Попугай бросил карабкаться. Сел на перекладину. Стал раскачиваться. Всё быстрее и быстрее. Всё глубже и глубже накренялся, закидывал туловище. Перья на его голове стояли дыбом. Мотался туда-сюда, как безумный маятник. Мари захотелось остановить его во что бы то ни стало.
— Наши смоленские невесты не таковы, чтобы за ними бегать, — продолжал граф. — Сами догонят и окрутят.
Она покрылась испариной. Испугалась, что сейчас и правда что-нибудь скажет. Что-нибудь сделает.
— Что с тобой? — еле слышно спросил муж.
— Со мной? — безмятежно изобразила удивление. — Ничего. Абсолютно ничего.
Она встала. Кликнула лакея. Велела опустить шторы.
— Темно уже.
Мари с неприязнью смотрела, как статный лакей, глядя вверх, тянет за шнур. Половинки штор сходились. «Какие у него короткие ноги».

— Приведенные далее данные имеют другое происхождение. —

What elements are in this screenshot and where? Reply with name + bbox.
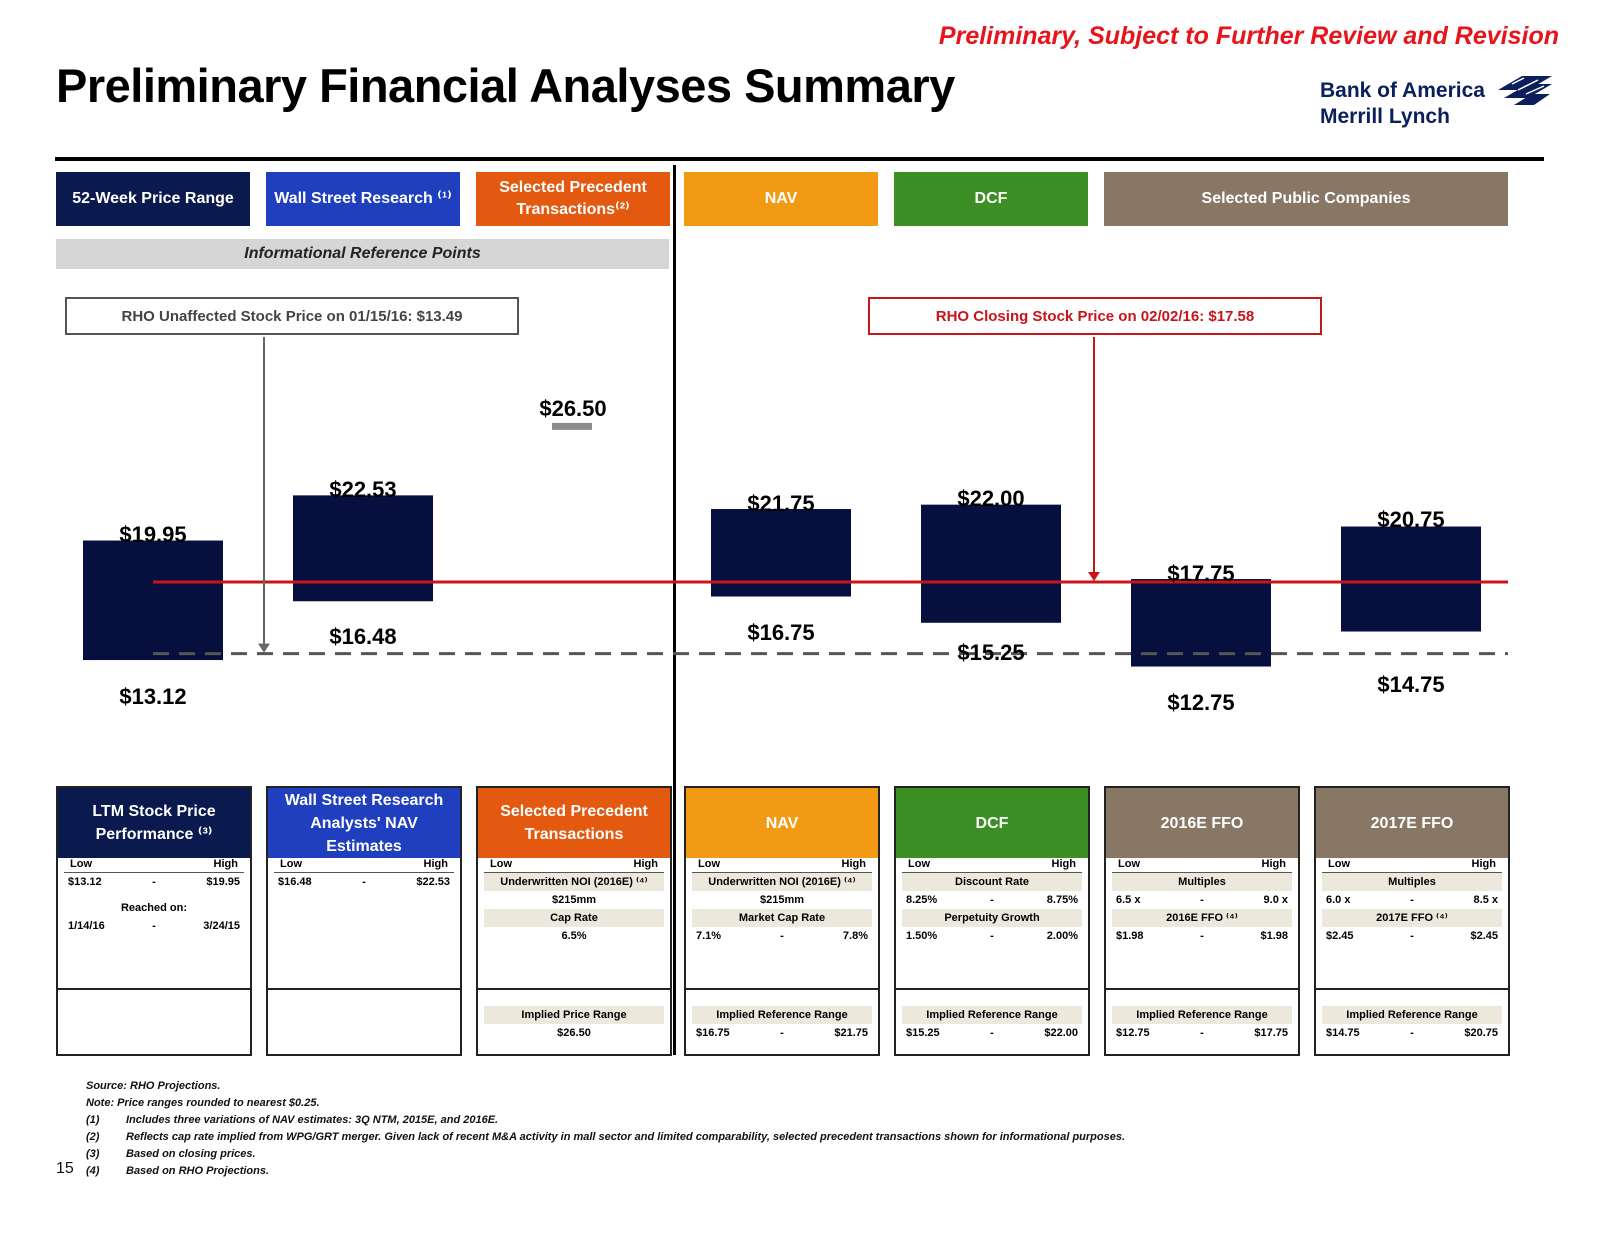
range-bar-wall-street-research	[293, 495, 433, 602]
card-nav: NAV Low High Underwritten NOI (2016E) ⁽⁴⁾…	[684, 786, 880, 1056]
label-high-2016e: $17.75	[1167, 561, 1235, 586]
header-dcf: DCF	[894, 172, 1088, 226]
header-nav: NAV	[684, 172, 878, 226]
card-title: Selected Precedent Transactions	[478, 788, 670, 858]
range-bar-2017e-ffo	[1341, 526, 1481, 632]
range-bar-2016e-ffo	[1131, 579, 1271, 667]
card-title: NAV	[686, 788, 878, 858]
informational-reference-bar: Informational Reference Points	[56, 239, 669, 269]
footnotes: Source: RHO Projections. Note: Price ran…	[86, 1078, 1125, 1180]
card-ltm-stock-price: LTM Stock Price Performance ⁽³⁾ Low High …	[56, 786, 252, 1056]
footnote-4: (4) Based on RHO Projections.	[86, 1165, 270, 1177]
label-low-2016e: $12.75	[1167, 690, 1235, 715]
section-divider	[673, 165, 676, 1055]
label-high-dcf: $22.00	[957, 486, 1025, 511]
footnote-2: (2) Reflects cap rate implied from WPG/GR…	[86, 1131, 1126, 1143]
card-title: 2016E FFO	[1106, 788, 1298, 858]
card-2016e-ffo: 2016E FFO Low High Multiples 6.5 x -9.0 x …	[1104, 786, 1300, 1056]
card-dcf: DCF Low High Discount Rate 8.25% -8.75% Pe…	[894, 786, 1090, 1056]
footnote-3: (3) Based on closing prices.	[86, 1148, 256, 1160]
unaffected-arrowhead	[258, 643, 270, 653]
source-note: Source: RHO Projections.	[86, 1080, 221, 1092]
label-low-dcf: $15.25	[957, 640, 1025, 665]
label-low-nav: $16.75	[747, 620, 815, 645]
logo-line-2: Merrill Lynch	[1320, 105, 1450, 128]
page-title: Preliminary Financial Analyses Summary	[56, 59, 955, 112]
card-title: DCF	[896, 788, 1088, 858]
preliminary-banner: Preliminary, Subject to Further Review a…	[938, 22, 1559, 50]
card-2017e-ffo: 2017E FFO Low High Multiples 6.0 x -8.5 x …	[1314, 786, 1510, 1056]
rounding-note: Note: Price ranges rounded to nearest $0…	[86, 1097, 320, 1109]
card-title: Wall Street Research Analysts' NAV Estim…	[268, 788, 460, 858]
header-52-week: 52-Week Price Range	[56, 172, 250, 226]
page-number: 15	[56, 1160, 74, 1177]
label-low-52week: $13.12	[119, 684, 187, 709]
header-public-companies: Selected Public Companies	[1104, 172, 1508, 226]
closing-arrowhead	[1088, 572, 1100, 581]
title-rule	[55, 157, 1544, 161]
header-wall-street: Wall Street Research ⁽¹⁾	[266, 172, 460, 226]
point-mark-selected-precedent-transactions	[552, 422, 592, 430]
flag-icon	[1498, 76, 1552, 105]
label-high-wallstreet: $22.53	[329, 477, 397, 502]
label-point-precedent: $26.50	[539, 396, 607, 421]
footnote-1: (1) Includes three variations of NAV esti…	[86, 1114, 499, 1126]
range-bar-52-week-price-range	[83, 540, 223, 661]
logo-line-1: Bank of America	[1320, 79, 1485, 102]
card-title: 2017E FFO	[1316, 788, 1508, 858]
closing-price-callout: RHO Closing Stock Price on 02/02/16: $17…	[868, 297, 1322, 335]
label-high-2017e: $20.75	[1377, 507, 1445, 532]
label-low-2017e: $14.75	[1377, 672, 1445, 697]
header-precedent: Selected Precedent Transactions⁽²⁾	[476, 172, 670, 226]
label-low-wallstreet: $16.48	[329, 624, 397, 649]
range-bar-dcf	[921, 504, 1061, 623]
label-high-52week: $19.95	[119, 522, 187, 547]
company-logo: Bank of America Merrill Lynch	[1320, 76, 1552, 130]
card-wall-street-research: Wall Street Research Analysts' NAV Estim…	[266, 786, 462, 1056]
label-high-nav: $21.75	[747, 491, 815, 516]
football-field-chart	[83, 337, 1508, 667]
card-title: LTM Stock Price Performance ⁽³⁾	[58, 788, 250, 858]
card-precedent-transactions: Selected Precedent Transactions Low High …	[476, 786, 672, 1056]
unaffected-price-callout: RHO Unaffected Stock Price on 01/15/16: …	[65, 297, 519, 335]
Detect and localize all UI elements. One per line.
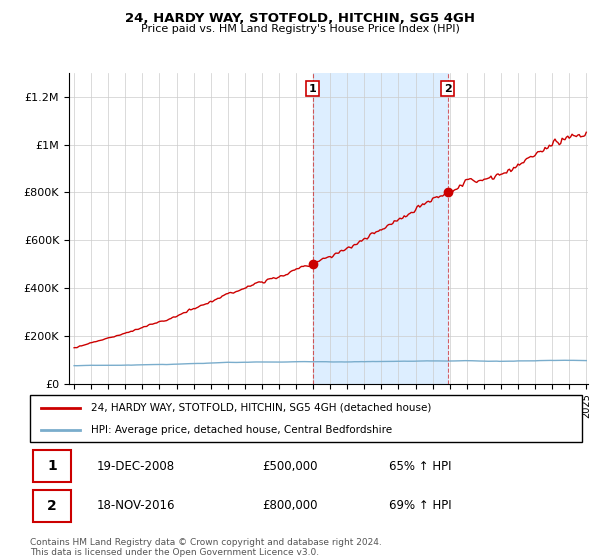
Text: HPI: Average price, detached house, Central Bedfordshire: HPI: Average price, detached house, Cent… [91,424,392,435]
Text: 2: 2 [47,498,57,513]
Bar [313,73,448,384]
Text: £500,000: £500,000 [262,460,317,473]
FancyBboxPatch shape [30,395,582,442]
FancyBboxPatch shape [33,450,71,483]
Text: 19-DEC-2008: 19-DEC-2008 [96,460,175,473]
Text: 65% ↑ HPI: 65% ↑ HPI [389,460,451,473]
Text: 24, HARDY WAY, STOTFOLD, HITCHIN, SG5 4GH: 24, HARDY WAY, STOTFOLD, HITCHIN, SG5 4G… [125,12,475,25]
Text: 2: 2 [444,83,452,94]
Text: Price paid vs. HM Land Registry's House Price Index (HPI): Price paid vs. HM Land Registry's House … [140,24,460,34]
Text: 18-NOV-2016: 18-NOV-2016 [96,499,175,512]
Text: £800,000: £800,000 [262,499,317,512]
Text: 69% ↑ HPI: 69% ↑ HPI [389,499,451,512]
Text: 24, HARDY WAY, STOTFOLD, HITCHIN, SG5 4GH (detached house): 24, HARDY WAY, STOTFOLD, HITCHIN, SG5 4G… [91,403,431,413]
Text: 1: 1 [309,83,316,94]
Text: 1: 1 [47,459,57,473]
FancyBboxPatch shape [33,489,71,522]
Text: Contains HM Land Registry data © Crown copyright and database right 2024.
This d: Contains HM Land Registry data © Crown c… [30,538,382,557]
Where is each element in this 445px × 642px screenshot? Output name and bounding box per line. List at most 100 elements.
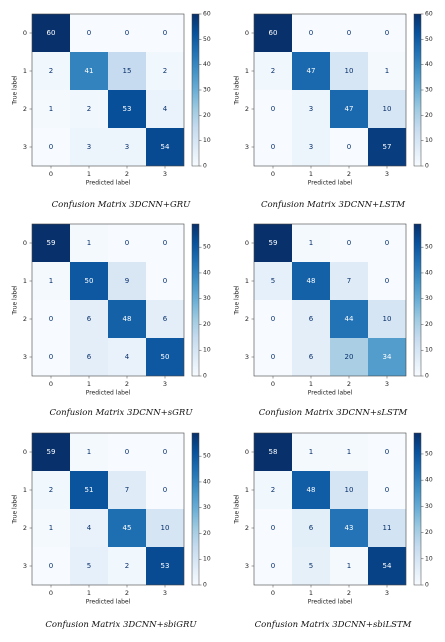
cell-value-label: 0 bbox=[49, 353, 53, 361]
x-axis-label: Predicted label bbox=[308, 390, 353, 397]
cell-value-label: 45 bbox=[123, 524, 132, 532]
x-tick-label: 3 bbox=[385, 170, 389, 178]
matrix-cell bbox=[146, 300, 184, 338]
x-tick-label: 2 bbox=[347, 170, 351, 178]
cell-value-label: 7 bbox=[347, 277, 351, 285]
cell-value-label: 54 bbox=[161, 143, 170, 151]
matrix-cell bbox=[32, 224, 70, 262]
colorbar-tick-label: 30 bbox=[425, 503, 433, 510]
y-tick-label: 0 bbox=[23, 448, 27, 456]
matrix-cell bbox=[70, 471, 108, 509]
x-axis-label: Predicted label bbox=[86, 180, 131, 187]
cell-value-label: 4 bbox=[125, 353, 130, 361]
cell-value-label: 0 bbox=[271, 143, 275, 151]
colorbar bbox=[191, 223, 200, 377]
matrix-cell bbox=[70, 52, 108, 90]
cell-value-label: 3 bbox=[309, 143, 313, 151]
colorbar-tick-label: 40 bbox=[203, 61, 211, 68]
matrix-cell bbox=[292, 262, 330, 300]
x-tick-label: 0 bbox=[271, 380, 275, 388]
colorbar-tick-label: 60 bbox=[203, 11, 211, 18]
matrix-cell bbox=[32, 471, 70, 509]
matrix-cell bbox=[254, 547, 292, 585]
colorbar-tick-label: 50 bbox=[203, 244, 211, 251]
matrix-cell bbox=[108, 14, 146, 52]
cell-value-label: 2 bbox=[87, 105, 91, 113]
matrix-frame bbox=[31, 13, 185, 167]
matrix-cell bbox=[292, 52, 330, 90]
confusion-matrix-panel-1: 60 0 0 02 47 10 10 3 47 100 3 0 570 1 2 30123Predicted … bbox=[234, 11, 433, 187]
cell-value-label: 59 bbox=[47, 239, 56, 247]
cell-value-label: 0 bbox=[385, 277, 389, 285]
y-axis-label: True label bbox=[234, 75, 241, 105]
cell-value-label: 1 bbox=[385, 67, 389, 75]
confusion-matrix-panel-5: 58 1 1 02 48 10 00 6 43 110 5 1 540 1 2 30123Predicted … bbox=[234, 432, 433, 606]
cell-value-label: 6 bbox=[309, 524, 314, 532]
x-tick-label: 3 bbox=[385, 589, 389, 597]
y-tick-label: 1 bbox=[23, 67, 27, 75]
matrix-cell bbox=[330, 547, 368, 585]
colorbar bbox=[413, 223, 422, 377]
matrix-cell bbox=[368, 262, 406, 300]
matrix-cell bbox=[108, 262, 146, 300]
y-tick-label: 2 bbox=[23, 524, 27, 532]
cell-value-label: 10 bbox=[383, 315, 392, 323]
cell-value-label: 1 bbox=[87, 239, 91, 247]
colorbar bbox=[413, 13, 422, 167]
matrix-cell bbox=[146, 128, 184, 166]
cell-value-label: 1 bbox=[309, 239, 313, 247]
x-tick-label: 1 bbox=[87, 589, 91, 597]
caption-sgru: Confusion Matrix 3DCNN+sGRU bbox=[49, 408, 193, 418]
matrix-cell bbox=[254, 509, 292, 547]
matrix-cell bbox=[330, 52, 368, 90]
colorbar-tick-label: 30 bbox=[203, 504, 211, 511]
y-tick-label: 0 bbox=[23, 239, 27, 247]
colorbar-tick-label: 10 bbox=[203, 347, 211, 354]
x-axis-label: Predicted label bbox=[86, 390, 131, 397]
cell-value-label: 2 bbox=[125, 562, 129, 570]
colorbar-tick-label: 60 bbox=[425, 11, 433, 18]
cell-value-label: 0 bbox=[49, 315, 53, 323]
matrix-cell bbox=[292, 338, 330, 376]
colorbar-tick-label: 30 bbox=[425, 87, 433, 94]
colorbar-tick-label: 10 bbox=[203, 556, 211, 563]
y-axis-label: True label bbox=[234, 285, 241, 315]
matrix-cell bbox=[70, 433, 108, 471]
matrix-cell bbox=[292, 471, 330, 509]
colorbar-tick-label: 10 bbox=[425, 555, 433, 562]
colorbar-tick-label: 40 bbox=[425, 477, 433, 484]
y-tick-label: 3 bbox=[23, 353, 27, 361]
caption-sbigru: Confusion Matrix 3DCNN+sbiGRU bbox=[45, 620, 197, 630]
cell-value-label: 0 bbox=[385, 486, 389, 494]
x-tick-label: 0 bbox=[49, 170, 53, 178]
caption-gru: Confusion Matrix 3DCNN+GRU bbox=[51, 200, 191, 210]
matrix-cell bbox=[70, 262, 108, 300]
caption-sbilstm: Confusion Matrix 3DCNN+sbiLSTM bbox=[254, 620, 412, 630]
x-tick-label: 1 bbox=[309, 589, 313, 597]
matrix-cell bbox=[330, 90, 368, 128]
matrix-cell bbox=[254, 300, 292, 338]
x-tick-label: 2 bbox=[125, 170, 129, 178]
matrix-cell bbox=[254, 433, 292, 471]
y-tick-label: 1 bbox=[245, 67, 249, 75]
cell-value-label: 3 bbox=[87, 143, 91, 151]
colorbar-tick-label: 50 bbox=[425, 36, 433, 43]
matrix-cell bbox=[330, 300, 368, 338]
cell-value-label: 15 bbox=[123, 67, 132, 75]
y-axis-label: True label bbox=[12, 285, 19, 315]
x-tick-label: 0 bbox=[49, 589, 53, 597]
matrix-frame bbox=[253, 432, 407, 586]
colorbar-tick-label: 0 bbox=[425, 373, 429, 380]
y-tick-label: 2 bbox=[245, 315, 249, 323]
x-tick-label: 1 bbox=[87, 380, 91, 388]
cell-value-label: 43 bbox=[345, 524, 354, 532]
colorbar-tick-label: 40 bbox=[203, 478, 211, 485]
cell-value-label: 50 bbox=[161, 353, 170, 361]
colorbar-tick-label: 0 bbox=[203, 582, 207, 589]
matrix-cell bbox=[330, 433, 368, 471]
colorbar-tick-label: 10 bbox=[203, 137, 211, 144]
colorbar-tick-label: 0 bbox=[425, 582, 429, 589]
matrix-cell bbox=[32, 90, 70, 128]
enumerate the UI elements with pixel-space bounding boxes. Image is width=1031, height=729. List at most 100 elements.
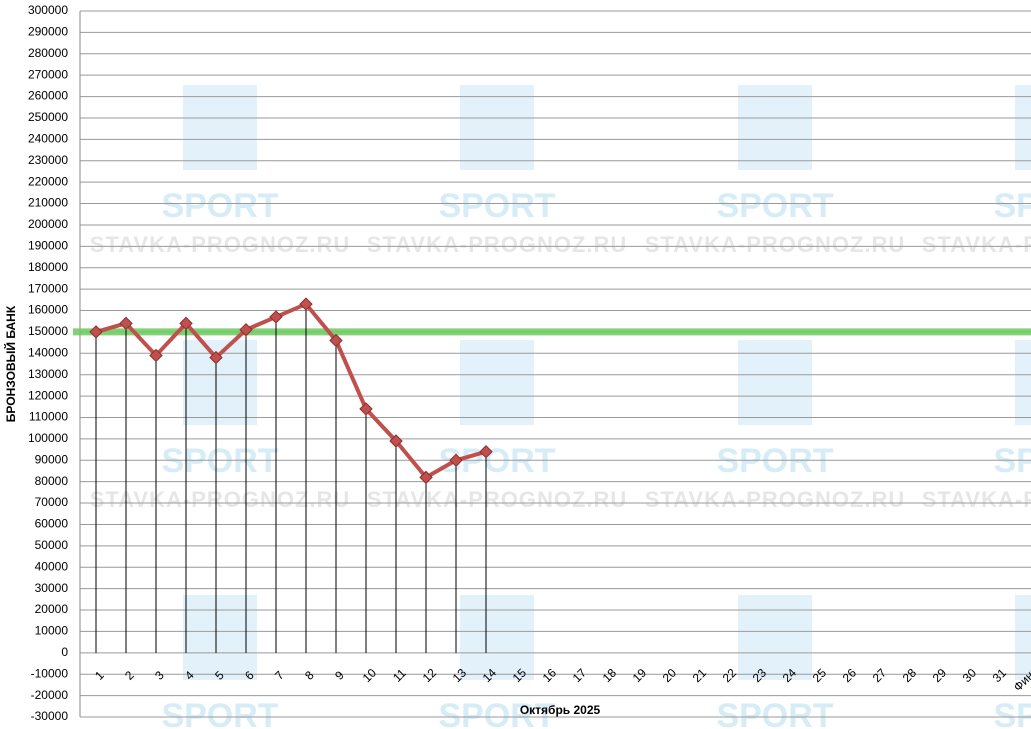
watermark-text: SPORT [161,697,278,729]
watermark-icon [1015,340,1031,425]
watermark-text: SPORT [993,187,1031,225]
data-point [389,434,403,448]
y-tick-label: 270000 [28,67,68,81]
x-tick-label: 20 [660,666,680,686]
y-tick-label: 260000 [28,89,68,103]
watermark-text: SPORT [716,187,833,225]
watermark-icon [183,595,257,680]
data-point [449,453,463,467]
x-axis-label: Октябрь 2025 [520,703,601,717]
watermark-text: SPORT [161,442,278,480]
watermark-text: STAVKA-PROGNOZ.RU [922,487,1031,512]
y-tick-label: 10000 [35,624,69,638]
y-tick-label: 170000 [28,281,68,295]
y-tick-label: 130000 [28,367,68,381]
watermark-icon [738,595,812,680]
x-tick-label: 25 [810,666,830,686]
y-tick-label: 100000 [28,431,68,445]
y-tick-label: 220000 [28,174,68,188]
watermark-icon [738,340,812,425]
y-tick-label: 200000 [28,217,68,231]
watermark-icon [738,85,812,170]
x-tick-label: 19 [630,666,650,686]
watermark-icon [460,85,534,170]
watermark-text: SPORT [716,697,833,729]
x-tick-label: 8 [302,668,317,683]
watermark-text: STAVKA-PROGNOZ.RU [367,487,628,512]
y-tick-label: -10000 [31,666,69,680]
x-tick-label: 3 [152,668,167,683]
watermark-text: STAVKA-PROGNOZ.RU [645,232,906,257]
data-point [329,333,343,348]
watermarks: SPORT STAVKA-PROGNOZ.RU SPORT STAVKA-PROGNO… [90,85,1031,729]
y-tick-label: 70000 [35,495,69,509]
y-tick-label: 30000 [35,581,69,595]
data-point [209,350,223,365]
watermark-text: SPORT [993,697,1031,729]
x-tick-label: 11 [390,666,409,685]
y-tick-label: 0 [61,645,68,659]
y-tick-label: 230000 [28,153,68,167]
x-tick-label: 30 [960,666,980,686]
y-tick-label: 140000 [28,345,68,359]
y-tick-label: 210000 [28,196,68,210]
watermark-icon [1015,85,1031,170]
x-tick-label: 29 [930,666,950,686]
watermark-text: SPORT [993,442,1031,480]
x-tick-label: 22 [720,666,740,686]
y-tick-label: 280000 [28,46,68,60]
y-tick-label: 50000 [35,538,69,552]
y-tick-label: 110000 [29,410,68,424]
watermark-icon [183,85,257,170]
watermark-text: SPORT [438,187,555,225]
x-tick-label: 28 [900,666,920,686]
watermark-text: SPORT [716,442,833,480]
data-point [179,316,193,331]
data-point [269,310,283,324]
x-tick-label: 1 [92,668,107,683]
y-tick-label: 80000 [35,474,69,488]
y-tick-label: -20000 [31,688,69,702]
watermark-text: STAVKA-PROGNOZ.RU [90,232,351,257]
y-tick-label: 120000 [28,388,68,402]
y-tick-label: 290000 [28,25,68,39]
y-tick-label: 90000 [35,452,69,466]
data-point [119,316,133,331]
data-point [419,470,433,485]
watermark-text: SPORT [161,187,278,225]
watermark-icon [1015,595,1031,680]
watermark-icon [460,340,534,425]
data-point [239,323,253,337]
y-tick-label: 20000 [35,602,69,616]
watermark-text: SPORT [438,697,555,729]
data-point [359,402,373,416]
data-point [299,297,313,311]
y-tick-label: 300000 [28,3,68,17]
y-tick-label: 40000 [35,559,69,573]
x-tick-label: 18 [600,666,620,686]
y-tick-label: 190000 [28,239,68,253]
y-tick-label: 150000 [28,324,68,338]
y-tick-label: 160000 [28,303,68,317]
x-tick-label: 10 [360,666,380,686]
data-point [149,348,163,363]
watermark-text: STAVKA-PROGNOZ.RU [922,232,1031,257]
x-tick-label: 26 [840,666,860,686]
y-tick-label: 240000 [28,132,68,146]
data-point [479,445,493,459]
x-tick-label: 31 [990,666,1010,686]
x-tick-label: 2 [122,668,137,683]
x-tick-label: 9 [332,668,347,683]
x-tick-label: 16 [540,666,560,686]
watermark-text: STAVKA-PROGNOZ.RU [645,487,906,512]
y-tick-label: 60000 [35,517,69,531]
y-axis-label: БРОНЗОВЫЙ БАНК [3,305,18,422]
y-tick-label: -30000 [31,709,69,723]
x-tick-label: 12 [420,666,440,686]
x-tick-label: 17 [570,666,590,686]
y-tick-label: 250000 [28,110,68,124]
watermark-text: STAVKA-PROGNOZ.RU [90,487,351,512]
x-tick-label: 21 [690,666,710,686]
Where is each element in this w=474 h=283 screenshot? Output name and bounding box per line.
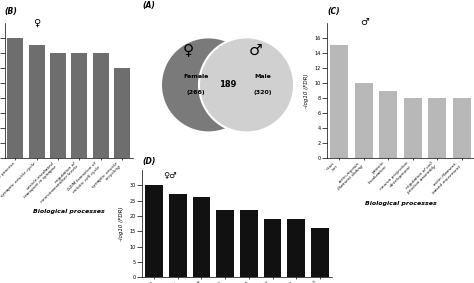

Теперь комната была уютно ограждена от тьмы снаружи. Но лучше Мари не стало. Сегодня вечером всё раздражало её. Всё действовало на нервы.
Скрип паркета. Писк шёлковой обивки под чьим-нибудь ёрзающим задом. Чай пах мокрым веником. У maman пахло изо рта. От мужа — резким одеколоном. Раздражал прыгающий свет свечей. Раздражала мерзкая крупная птица. Чужой смех бил по слуху, как сухой горох. Все хлюпали, чавкали, сопели.
— А что твоя горничная? Ты ею довольна? — спросила графиня. — Мари?
— Что, maman?
— Твоя горничная. У неё наглый вид.
Попугай вдруг забил крыльями, хрипло заверещал. Звук был пронзительный и сильный. Перья хрустели о прутья.